Петр сказал коротко:
– Ты еще настоящую Москву не видел. Рабочую.
Пришло время, и другая Москва открылась Василию.
Он полюбил простую и торжественную процедуру развода караулов в Кремле, строгость, подтянутость, несмотря даже на старое, разномастное обмундирование колонны, втягивающейся в ворота Кремля, тишину ночных дежурств, когда за зубчатыми стенами умолкает Москва и четче, острее рисуются купола множества церквей на холодном просторном небе.
В Питере Василий ни разу не видел Ленина. Это случилось уже в Москве, вскоре после переезда сюда правительства. День запомнился Василию необыкновенной яркостью весеннего солнца и какой-то особой прозрачностью воздуха, удивительной для питерца.
Строгая красота кремлевских площадей; свежая зелень елей на рыхлом, уже совсем весеннем снегу; внизу, под стенами Кремля, – перспектива бойкого людного Замоскворечья… Даже мартовские лужи, широко разлившиеся на излучинах аллей, не портили вида; в них отражались бегущие весенние облака и легкий ветер гнал веселую весеннюю рябь.
Владимир Ильич шел по аллее с Бонч-Бруевичем. Похоже было, что они осматривают Кремль, в котором совсем недавно поселилось правительство, и прикидывают, что тут надо еще сделать.

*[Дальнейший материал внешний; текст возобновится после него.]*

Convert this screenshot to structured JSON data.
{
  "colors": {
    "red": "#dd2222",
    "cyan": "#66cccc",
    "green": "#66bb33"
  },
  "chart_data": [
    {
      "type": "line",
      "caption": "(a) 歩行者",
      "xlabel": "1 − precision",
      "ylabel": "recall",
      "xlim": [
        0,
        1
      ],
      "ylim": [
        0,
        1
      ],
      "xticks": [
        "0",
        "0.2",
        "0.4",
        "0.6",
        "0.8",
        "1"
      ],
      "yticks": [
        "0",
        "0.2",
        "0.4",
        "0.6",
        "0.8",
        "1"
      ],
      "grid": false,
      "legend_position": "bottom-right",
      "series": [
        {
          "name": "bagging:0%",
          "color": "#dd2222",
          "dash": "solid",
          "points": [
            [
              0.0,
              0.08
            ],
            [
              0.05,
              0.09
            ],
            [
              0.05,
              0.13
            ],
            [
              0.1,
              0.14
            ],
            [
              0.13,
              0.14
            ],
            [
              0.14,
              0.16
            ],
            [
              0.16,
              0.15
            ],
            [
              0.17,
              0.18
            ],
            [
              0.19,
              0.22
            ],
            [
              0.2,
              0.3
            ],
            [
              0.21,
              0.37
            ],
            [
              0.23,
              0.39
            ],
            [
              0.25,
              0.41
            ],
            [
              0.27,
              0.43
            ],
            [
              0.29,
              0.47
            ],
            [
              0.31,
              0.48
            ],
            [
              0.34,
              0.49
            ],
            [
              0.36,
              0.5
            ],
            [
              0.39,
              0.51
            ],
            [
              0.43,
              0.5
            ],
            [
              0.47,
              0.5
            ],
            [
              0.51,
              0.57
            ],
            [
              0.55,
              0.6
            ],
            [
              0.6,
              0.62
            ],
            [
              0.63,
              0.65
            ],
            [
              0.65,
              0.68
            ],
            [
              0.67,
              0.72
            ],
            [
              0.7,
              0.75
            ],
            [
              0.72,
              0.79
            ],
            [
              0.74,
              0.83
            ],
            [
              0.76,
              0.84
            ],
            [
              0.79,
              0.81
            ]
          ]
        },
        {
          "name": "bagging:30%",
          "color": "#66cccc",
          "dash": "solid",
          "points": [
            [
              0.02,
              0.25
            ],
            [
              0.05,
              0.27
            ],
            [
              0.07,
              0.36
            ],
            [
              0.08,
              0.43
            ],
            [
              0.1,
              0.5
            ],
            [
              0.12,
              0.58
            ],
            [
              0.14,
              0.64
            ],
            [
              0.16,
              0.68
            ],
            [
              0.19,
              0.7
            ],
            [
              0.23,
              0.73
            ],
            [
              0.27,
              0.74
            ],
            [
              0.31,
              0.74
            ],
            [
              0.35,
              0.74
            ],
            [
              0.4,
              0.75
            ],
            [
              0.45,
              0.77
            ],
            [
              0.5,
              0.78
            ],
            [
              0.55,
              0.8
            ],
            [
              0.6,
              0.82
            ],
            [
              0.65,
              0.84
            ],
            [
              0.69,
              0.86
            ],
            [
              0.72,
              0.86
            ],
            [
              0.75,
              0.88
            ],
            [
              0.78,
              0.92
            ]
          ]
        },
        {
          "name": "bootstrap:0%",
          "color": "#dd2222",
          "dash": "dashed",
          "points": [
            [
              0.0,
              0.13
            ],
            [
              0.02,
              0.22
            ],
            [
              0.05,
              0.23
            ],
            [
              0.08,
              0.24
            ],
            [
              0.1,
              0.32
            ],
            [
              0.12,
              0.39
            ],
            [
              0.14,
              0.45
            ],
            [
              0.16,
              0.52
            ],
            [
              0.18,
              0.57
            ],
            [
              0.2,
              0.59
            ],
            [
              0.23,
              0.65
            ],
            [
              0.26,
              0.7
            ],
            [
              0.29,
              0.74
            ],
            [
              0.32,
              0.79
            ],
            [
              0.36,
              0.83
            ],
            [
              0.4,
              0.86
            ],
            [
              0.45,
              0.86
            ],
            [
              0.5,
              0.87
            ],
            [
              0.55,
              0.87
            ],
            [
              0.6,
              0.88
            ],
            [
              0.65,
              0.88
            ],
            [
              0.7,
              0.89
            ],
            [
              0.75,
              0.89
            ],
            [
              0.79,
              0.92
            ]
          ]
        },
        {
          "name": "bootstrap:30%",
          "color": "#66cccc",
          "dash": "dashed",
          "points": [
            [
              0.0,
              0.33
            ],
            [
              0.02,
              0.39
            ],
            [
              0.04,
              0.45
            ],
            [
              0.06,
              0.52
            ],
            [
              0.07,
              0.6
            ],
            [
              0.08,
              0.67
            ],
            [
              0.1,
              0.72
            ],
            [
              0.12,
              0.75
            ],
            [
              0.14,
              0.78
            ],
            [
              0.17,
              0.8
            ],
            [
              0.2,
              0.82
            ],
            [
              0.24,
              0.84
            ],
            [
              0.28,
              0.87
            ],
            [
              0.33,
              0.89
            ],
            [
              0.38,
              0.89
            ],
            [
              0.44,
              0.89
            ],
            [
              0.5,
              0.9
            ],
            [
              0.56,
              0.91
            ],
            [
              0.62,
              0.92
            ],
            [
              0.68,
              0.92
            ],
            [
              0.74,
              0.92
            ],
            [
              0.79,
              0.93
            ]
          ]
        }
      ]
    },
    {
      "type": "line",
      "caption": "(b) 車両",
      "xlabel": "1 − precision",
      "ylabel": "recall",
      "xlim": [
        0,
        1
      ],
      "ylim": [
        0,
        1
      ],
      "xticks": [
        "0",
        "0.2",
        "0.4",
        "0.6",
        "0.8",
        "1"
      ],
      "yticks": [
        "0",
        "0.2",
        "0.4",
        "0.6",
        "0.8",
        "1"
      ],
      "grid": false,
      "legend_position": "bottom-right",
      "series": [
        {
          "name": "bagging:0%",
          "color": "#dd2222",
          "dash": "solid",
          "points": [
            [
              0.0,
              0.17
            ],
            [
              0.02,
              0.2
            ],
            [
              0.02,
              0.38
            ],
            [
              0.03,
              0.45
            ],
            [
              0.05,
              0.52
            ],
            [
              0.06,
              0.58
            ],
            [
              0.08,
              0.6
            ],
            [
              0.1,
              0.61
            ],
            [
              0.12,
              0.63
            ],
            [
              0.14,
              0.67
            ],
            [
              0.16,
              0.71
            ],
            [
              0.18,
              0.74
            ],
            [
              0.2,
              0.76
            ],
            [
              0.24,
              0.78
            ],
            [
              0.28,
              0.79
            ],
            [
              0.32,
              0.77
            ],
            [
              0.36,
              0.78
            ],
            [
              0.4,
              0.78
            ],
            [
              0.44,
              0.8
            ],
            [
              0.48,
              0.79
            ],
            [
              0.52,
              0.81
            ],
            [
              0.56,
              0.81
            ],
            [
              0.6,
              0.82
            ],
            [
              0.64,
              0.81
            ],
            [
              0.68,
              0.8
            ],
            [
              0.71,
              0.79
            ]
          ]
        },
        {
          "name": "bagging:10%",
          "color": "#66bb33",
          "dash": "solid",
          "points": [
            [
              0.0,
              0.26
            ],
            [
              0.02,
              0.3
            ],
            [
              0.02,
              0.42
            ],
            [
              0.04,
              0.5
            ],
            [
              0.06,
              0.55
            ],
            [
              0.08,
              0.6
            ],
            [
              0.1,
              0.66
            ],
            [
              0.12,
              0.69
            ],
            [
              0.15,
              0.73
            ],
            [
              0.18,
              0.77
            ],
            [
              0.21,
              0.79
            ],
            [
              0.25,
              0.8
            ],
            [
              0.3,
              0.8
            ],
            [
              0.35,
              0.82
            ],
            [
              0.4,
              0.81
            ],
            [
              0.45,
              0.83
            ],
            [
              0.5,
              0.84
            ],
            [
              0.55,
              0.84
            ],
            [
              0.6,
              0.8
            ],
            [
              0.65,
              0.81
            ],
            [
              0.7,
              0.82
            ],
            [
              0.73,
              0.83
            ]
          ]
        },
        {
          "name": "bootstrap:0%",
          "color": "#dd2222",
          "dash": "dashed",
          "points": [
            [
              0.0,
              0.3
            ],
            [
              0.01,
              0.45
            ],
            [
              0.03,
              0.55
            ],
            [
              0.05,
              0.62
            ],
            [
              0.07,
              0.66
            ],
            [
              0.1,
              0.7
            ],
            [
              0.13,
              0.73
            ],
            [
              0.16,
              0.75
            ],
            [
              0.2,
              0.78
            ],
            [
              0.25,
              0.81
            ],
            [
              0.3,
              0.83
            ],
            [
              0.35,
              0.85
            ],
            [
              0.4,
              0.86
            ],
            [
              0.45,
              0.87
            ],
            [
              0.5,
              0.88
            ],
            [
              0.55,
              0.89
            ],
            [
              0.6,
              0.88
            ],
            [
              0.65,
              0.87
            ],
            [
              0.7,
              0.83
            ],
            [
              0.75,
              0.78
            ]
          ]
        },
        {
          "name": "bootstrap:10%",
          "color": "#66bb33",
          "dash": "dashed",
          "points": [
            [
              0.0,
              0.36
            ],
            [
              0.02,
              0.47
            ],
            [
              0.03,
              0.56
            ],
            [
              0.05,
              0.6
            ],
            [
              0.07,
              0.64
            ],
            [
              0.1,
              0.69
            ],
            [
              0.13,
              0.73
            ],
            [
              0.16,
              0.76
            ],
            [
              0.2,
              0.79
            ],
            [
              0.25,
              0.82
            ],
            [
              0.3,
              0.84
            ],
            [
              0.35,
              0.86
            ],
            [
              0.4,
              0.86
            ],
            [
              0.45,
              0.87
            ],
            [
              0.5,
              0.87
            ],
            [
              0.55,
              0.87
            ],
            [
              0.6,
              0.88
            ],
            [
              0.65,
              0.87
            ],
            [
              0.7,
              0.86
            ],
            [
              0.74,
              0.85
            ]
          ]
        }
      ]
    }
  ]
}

Василию не было слышно, о чем они говорят, а только видно: Бонч-Бруевич что-то объясняет, а Ленин внимательно слушает, слегка склонив голову к плечу. Василию показался вот именно наклон головы, выражающий интерес к собеседнику, характерным для Ильича. Наверное, речь шла об устройстве в Кремле, и на лице Ленина наряду со вниманием было еще выражение какого-то удовлетворения. Так выглядит человек, который устраивает свою жизнь не на час, а на долгие годы и ему интересно все, что касается места, где он будет жить и работать. Отсюда ему будет видна вся страна с ее заботами, с ее счастливой и необыкновенной долей, с ее великой бедностью и великими надеждами.
И был еще один вечер – накануне 1 мая 1918 года. Первый Первомай свободной страны готовились праздновать широко и радостно. Кремль уже был украшен плакатами, свежей зеленью, красными полотнищами с лозунгами. Необычайное это было зрелище: древние стены и слова, начертанные на кумаче: «Да здравствует всемирная Советская Республика!», «Выше знамя свободного труда!»…
Слова были ударные, смелые, исторические.
Вечер под Первое мая выдался тихий, пасмурный: повисли в безветрии красные флаги, двумя рядами вознесенные над Троицким мостом. Кремлевские здания в обрамлении кумача тихо и торжественно погружались в сиреневые сумерки. Свет уже не дневной, но еще не ночной, неверный, рассеянный, окроплял верхушки кремлевских елей и крыши дворцов, а подымавшийся снизу сумрак постепенно заволакивал все, и кумач, вверху еще весело-огненный, здесь стал почти черным.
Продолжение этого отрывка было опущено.